Pencetus Kalimat Wallahul Muwaffiq Ilaa Aqwaamith Thariiq


Beliau bernama lengkap KH. Ahmad Abdul Hamid bin KH. Abdul Hamid Qendali. Lahir pada tahun 1915 M di Kota Kendal, sebuah kota kabupaten sekitar 25 km dari kota Semarang. Ayahnya, KH. Abdul Hamid adalah seorang Kiai besar di Jawa Tengah kala itu. Namanya cukup tersohor di mana-mana, terutama di kalangan pesantren di Jawa Tengah. Hal ini dikarenakan keberhasilan KH. Abdul Hamid Qendali dalam menyusun berbagai kitab berbahasa Arab. Suatu bakat yang dikemudian hari menurun pada putranya yaitu KH. Ahmad Abdul Hamid.

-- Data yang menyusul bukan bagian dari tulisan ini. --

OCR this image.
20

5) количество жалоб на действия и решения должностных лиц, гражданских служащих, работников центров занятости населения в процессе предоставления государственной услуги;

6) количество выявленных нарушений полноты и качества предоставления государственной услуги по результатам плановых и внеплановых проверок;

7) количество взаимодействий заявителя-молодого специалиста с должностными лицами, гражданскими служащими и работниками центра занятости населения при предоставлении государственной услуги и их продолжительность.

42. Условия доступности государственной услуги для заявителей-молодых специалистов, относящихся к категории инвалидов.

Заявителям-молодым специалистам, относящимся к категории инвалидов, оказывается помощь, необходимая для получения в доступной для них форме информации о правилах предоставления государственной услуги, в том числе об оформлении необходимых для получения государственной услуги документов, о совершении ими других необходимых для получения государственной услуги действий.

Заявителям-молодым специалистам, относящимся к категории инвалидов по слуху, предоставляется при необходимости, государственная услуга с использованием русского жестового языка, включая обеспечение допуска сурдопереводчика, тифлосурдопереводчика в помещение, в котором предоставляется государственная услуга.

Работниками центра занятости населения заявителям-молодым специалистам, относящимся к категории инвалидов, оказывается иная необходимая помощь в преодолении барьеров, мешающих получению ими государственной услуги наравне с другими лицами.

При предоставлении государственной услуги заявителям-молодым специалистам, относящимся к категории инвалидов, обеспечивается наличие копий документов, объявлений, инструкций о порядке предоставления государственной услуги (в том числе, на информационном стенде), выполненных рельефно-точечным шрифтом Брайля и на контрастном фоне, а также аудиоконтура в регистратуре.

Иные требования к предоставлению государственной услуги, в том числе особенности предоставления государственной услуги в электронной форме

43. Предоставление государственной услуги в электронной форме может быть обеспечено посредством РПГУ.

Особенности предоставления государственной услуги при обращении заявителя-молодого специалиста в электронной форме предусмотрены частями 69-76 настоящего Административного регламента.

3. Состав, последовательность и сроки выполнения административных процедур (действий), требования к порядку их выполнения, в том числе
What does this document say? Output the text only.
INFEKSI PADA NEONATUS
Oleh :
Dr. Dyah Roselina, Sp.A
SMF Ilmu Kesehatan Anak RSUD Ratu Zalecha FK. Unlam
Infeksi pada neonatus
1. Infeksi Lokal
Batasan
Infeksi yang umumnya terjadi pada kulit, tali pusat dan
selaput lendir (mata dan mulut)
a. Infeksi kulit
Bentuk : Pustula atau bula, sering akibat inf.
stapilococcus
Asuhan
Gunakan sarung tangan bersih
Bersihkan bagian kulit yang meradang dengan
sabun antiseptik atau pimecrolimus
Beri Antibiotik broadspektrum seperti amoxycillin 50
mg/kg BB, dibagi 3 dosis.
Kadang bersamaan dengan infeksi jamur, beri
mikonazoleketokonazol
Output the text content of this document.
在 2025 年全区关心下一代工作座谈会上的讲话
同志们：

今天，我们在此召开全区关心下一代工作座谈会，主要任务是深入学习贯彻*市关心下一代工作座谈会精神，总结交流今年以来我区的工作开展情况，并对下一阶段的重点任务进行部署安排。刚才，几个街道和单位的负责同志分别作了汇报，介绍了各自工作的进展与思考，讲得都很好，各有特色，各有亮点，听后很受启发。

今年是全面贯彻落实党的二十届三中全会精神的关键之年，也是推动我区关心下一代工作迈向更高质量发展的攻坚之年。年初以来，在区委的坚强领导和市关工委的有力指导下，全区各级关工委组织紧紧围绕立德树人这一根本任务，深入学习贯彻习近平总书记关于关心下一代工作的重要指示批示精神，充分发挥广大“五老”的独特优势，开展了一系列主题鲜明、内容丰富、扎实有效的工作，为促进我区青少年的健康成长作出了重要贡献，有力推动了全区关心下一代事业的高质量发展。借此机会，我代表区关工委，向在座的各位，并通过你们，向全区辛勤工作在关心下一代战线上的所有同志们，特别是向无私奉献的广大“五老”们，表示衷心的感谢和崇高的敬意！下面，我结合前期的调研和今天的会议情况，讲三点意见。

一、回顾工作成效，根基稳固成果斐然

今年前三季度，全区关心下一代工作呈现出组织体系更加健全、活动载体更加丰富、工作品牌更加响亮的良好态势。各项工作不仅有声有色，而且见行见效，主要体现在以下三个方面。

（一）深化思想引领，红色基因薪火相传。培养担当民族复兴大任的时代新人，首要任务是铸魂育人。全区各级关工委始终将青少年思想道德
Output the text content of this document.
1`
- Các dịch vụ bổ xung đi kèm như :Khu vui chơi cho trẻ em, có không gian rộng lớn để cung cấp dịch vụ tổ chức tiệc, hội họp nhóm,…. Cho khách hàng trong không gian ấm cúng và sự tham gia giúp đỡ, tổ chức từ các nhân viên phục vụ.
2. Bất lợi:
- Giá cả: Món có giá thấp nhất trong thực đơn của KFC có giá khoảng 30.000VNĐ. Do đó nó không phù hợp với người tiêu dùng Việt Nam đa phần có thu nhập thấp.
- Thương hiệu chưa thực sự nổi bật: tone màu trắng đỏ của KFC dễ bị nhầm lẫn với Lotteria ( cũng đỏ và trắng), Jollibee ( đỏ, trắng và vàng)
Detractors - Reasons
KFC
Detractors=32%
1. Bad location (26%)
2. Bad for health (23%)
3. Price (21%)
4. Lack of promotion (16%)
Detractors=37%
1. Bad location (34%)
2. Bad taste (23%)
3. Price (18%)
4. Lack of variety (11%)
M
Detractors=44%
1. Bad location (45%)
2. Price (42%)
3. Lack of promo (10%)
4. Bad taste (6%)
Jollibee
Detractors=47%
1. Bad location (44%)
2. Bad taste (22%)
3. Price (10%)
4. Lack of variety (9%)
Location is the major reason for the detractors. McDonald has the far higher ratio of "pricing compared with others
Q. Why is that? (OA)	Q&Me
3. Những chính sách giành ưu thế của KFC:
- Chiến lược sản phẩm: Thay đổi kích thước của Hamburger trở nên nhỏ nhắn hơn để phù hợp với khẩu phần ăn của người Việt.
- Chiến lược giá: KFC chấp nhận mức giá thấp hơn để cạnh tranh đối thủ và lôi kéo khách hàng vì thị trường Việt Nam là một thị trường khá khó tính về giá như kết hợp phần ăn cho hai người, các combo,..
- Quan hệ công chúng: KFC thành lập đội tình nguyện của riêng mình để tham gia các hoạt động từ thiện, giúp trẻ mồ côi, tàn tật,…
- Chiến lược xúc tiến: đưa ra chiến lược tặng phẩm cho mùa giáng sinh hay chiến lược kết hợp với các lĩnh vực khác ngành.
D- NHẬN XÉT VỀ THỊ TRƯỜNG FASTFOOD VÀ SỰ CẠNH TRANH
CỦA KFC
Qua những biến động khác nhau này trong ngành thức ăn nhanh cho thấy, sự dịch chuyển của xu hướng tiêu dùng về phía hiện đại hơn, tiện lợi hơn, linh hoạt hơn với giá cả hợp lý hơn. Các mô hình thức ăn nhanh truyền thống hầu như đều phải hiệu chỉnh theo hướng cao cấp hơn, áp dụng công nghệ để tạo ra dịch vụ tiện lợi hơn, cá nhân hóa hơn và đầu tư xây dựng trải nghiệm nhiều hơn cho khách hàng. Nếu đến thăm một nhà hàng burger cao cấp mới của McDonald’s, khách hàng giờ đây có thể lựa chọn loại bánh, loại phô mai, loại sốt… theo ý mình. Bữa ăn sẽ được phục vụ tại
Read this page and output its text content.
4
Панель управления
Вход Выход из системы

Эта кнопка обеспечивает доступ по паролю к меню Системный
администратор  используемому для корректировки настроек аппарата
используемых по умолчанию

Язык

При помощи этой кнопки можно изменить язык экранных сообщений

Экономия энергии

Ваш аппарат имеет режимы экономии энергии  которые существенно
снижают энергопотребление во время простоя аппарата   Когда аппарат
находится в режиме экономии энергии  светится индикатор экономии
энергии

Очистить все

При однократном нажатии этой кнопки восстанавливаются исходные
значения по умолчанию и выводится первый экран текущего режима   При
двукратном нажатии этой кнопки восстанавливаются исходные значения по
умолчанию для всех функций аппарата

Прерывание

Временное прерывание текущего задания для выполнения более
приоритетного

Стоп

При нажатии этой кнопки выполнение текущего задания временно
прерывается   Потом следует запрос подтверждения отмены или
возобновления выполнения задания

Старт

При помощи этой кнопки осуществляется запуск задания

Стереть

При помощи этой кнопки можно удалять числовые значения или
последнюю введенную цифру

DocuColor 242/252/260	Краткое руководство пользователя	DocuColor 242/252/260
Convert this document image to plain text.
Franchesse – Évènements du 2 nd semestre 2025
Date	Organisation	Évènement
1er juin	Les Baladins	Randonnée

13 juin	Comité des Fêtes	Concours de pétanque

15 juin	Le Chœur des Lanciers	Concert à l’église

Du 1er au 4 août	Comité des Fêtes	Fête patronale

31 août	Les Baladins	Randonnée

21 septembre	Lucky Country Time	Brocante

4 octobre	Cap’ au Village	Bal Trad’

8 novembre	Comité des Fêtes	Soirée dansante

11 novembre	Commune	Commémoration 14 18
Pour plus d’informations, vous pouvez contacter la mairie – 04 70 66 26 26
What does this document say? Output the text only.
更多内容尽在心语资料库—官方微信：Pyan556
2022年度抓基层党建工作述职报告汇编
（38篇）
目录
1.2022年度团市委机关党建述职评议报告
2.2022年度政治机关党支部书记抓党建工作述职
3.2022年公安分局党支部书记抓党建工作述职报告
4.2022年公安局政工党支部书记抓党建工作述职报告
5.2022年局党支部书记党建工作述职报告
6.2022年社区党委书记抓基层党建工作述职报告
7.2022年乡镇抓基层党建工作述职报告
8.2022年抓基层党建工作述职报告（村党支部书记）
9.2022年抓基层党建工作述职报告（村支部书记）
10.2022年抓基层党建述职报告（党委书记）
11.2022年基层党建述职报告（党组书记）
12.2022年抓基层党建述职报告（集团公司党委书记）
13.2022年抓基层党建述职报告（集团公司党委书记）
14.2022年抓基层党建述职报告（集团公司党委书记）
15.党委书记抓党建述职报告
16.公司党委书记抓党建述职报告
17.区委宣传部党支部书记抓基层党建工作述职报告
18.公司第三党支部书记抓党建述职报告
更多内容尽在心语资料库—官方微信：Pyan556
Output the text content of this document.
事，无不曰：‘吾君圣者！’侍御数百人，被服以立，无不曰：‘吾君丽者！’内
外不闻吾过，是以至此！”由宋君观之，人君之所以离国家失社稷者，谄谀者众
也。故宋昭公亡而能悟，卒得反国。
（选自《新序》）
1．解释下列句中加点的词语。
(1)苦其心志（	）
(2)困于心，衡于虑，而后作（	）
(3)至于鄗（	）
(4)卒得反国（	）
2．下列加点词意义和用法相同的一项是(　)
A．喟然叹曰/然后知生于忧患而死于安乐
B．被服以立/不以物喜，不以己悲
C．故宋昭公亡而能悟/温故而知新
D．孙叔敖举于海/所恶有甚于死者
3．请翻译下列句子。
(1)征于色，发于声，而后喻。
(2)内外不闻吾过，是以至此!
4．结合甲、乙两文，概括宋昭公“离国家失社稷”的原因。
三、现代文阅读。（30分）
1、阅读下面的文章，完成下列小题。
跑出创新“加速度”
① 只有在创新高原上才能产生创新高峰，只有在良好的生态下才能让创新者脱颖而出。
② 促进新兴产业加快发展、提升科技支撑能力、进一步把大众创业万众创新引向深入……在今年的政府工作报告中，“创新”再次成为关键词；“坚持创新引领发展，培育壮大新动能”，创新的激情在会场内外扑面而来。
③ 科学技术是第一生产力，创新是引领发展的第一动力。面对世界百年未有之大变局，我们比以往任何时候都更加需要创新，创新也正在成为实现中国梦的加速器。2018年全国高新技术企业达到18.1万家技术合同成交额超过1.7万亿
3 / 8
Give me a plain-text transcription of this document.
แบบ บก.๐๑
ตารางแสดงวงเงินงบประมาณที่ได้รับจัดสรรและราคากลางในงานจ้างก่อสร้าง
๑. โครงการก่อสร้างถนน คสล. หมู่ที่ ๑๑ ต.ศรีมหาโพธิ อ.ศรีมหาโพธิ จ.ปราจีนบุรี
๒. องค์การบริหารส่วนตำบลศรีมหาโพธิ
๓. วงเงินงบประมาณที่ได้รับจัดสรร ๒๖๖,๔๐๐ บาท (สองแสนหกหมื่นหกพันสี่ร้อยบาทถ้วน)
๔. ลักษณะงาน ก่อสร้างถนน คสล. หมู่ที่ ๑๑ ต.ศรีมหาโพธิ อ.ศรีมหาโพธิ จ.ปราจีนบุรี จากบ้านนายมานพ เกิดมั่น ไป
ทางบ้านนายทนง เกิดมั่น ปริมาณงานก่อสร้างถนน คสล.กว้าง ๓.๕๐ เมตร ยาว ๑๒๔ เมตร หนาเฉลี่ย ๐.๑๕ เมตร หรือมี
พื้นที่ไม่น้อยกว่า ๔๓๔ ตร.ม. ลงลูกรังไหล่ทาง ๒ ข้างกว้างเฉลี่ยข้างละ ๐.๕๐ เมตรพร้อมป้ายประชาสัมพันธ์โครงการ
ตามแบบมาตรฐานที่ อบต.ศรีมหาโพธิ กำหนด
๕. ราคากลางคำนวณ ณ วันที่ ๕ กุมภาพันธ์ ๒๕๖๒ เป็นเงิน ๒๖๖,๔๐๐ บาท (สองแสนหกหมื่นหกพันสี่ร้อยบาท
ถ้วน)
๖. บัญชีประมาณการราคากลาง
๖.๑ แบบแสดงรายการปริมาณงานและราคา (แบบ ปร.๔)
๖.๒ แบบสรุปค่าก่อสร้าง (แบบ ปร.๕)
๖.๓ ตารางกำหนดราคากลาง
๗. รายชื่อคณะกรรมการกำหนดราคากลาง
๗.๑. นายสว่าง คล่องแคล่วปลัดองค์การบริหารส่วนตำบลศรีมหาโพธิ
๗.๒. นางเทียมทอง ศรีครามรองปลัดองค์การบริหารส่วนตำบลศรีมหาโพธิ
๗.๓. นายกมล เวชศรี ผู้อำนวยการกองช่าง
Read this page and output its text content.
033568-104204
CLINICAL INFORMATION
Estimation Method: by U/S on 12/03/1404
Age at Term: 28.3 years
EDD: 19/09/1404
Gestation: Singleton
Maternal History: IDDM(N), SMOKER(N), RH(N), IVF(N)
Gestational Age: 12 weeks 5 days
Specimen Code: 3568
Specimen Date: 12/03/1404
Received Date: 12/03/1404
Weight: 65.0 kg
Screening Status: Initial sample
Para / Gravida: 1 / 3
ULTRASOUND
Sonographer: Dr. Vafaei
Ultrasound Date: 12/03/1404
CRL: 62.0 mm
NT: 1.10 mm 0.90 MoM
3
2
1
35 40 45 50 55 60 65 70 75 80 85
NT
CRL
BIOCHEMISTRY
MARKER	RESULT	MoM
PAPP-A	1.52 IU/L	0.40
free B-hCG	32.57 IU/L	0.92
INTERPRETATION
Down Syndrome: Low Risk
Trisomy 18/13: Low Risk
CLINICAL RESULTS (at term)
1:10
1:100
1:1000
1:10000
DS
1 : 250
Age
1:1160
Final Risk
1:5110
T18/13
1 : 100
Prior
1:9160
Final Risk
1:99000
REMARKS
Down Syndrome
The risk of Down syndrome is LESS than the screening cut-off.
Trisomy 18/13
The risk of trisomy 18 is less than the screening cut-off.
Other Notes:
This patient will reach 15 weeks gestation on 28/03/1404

Pada masa kelahiran Kiai Ahmad ini, bangsa Indonesia sedang gandrung-gandrungnya membuat suatu kelompok atau organisasi, baik yang bersifat keagamaan, sosial, ekonomi maupun politik. Semisal di tahun 1912 M lahiriah organisasi Muhammadiyah. Kemudian pada tahun 1918 M, lahir Nahdlatut Tujjar, yang konon merupakan cikal bakal dari organisasi NU, organisasi terbesar di negeri nan elok ini. 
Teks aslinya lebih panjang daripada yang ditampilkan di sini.